Malnutrition affects about 200 million children across the world, mainly in sub-Saharan Africa and South Asia where access to nutritious food is close to impossible. When MSF enters a village, devastated by famine, the volunteers take a MUAC- mid-upper-arm circumference- test using labeled wrist bands, seen in the picture above.
When famine strikes, children are the first to suffer from malnutrition. MSF's focus on triage- treat those with the worst bodily state first- calls for a quick way to determine who should be treated first. Volunteers can use the MUAC wrist bands to quickly assess the order in which patients should be attended to.
I was given a MUAC wrist band in my intern packet one the first day and I thought it was fake, because I couldn't imagine a child's forearm being that small. Seeing this was the first time that I could begin to relate to the work that MSF does, and what the volunteers witness everyday by the thousands. There is a difference between reading about suffering and seeing it first hand, and not until you experience it does it really become true to you, even though you might have thought it was before.
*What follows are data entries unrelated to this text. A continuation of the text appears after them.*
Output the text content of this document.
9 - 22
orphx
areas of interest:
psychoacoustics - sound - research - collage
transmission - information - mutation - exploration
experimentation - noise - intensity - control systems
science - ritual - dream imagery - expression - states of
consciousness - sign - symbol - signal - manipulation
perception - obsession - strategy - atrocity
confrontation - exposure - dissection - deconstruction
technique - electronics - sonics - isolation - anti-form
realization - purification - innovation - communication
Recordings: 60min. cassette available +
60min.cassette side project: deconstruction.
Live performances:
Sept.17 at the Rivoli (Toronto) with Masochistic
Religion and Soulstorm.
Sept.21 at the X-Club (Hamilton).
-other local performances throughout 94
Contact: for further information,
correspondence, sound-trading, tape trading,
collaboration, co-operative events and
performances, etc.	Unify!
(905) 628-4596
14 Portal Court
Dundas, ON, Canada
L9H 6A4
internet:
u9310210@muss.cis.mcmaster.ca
It affects you in a life altering way.
I'm going to bring back these tests and display them at my presentation so that everyone can experience what I did when I first saw the tests!
Quotes from the field
"This strange, inhospitable, impossible place that is now home for 15,000, 65,000, 115,000 people who had to run here.
I don't think about this a lot, because it seems like an impossible thought. To try to understand what it might feel like to have no home to go to anymore. The Ingessana are of their place, very much so. I can't see it in the faces of the eyes of the people who I work with here, the people on my team who come from the refugee population. Strangely, they seem happy, in such good spirits. I'm confused by a lot of my staff actually. If I was bombed out of my home, I would be shit mad, totally crushed."
-Imran (A MSF volunteer)
http://doctorswithoutborders.tumblr.com/archive
Quotes from the field
"Medical aid is being targeted, hospitals destroyed, and medical personnel captured."
-MSF President Dr. Marie-Pierre Allié (Humanitarian standstill in Syria)
http://doctorswithoutborders.tumblr.com/archive
Quotes from the field
"I leave with a strange feeling inside; this is something totally exceptional for me, to see a human body in this state [bones splintered, muscles crushed]. To understand the challenges faced by the surgeons and medical team with each ase, to admire their skill, calmness and dedication to doing the best they possibly can for each and every patient. I take my hat off to them."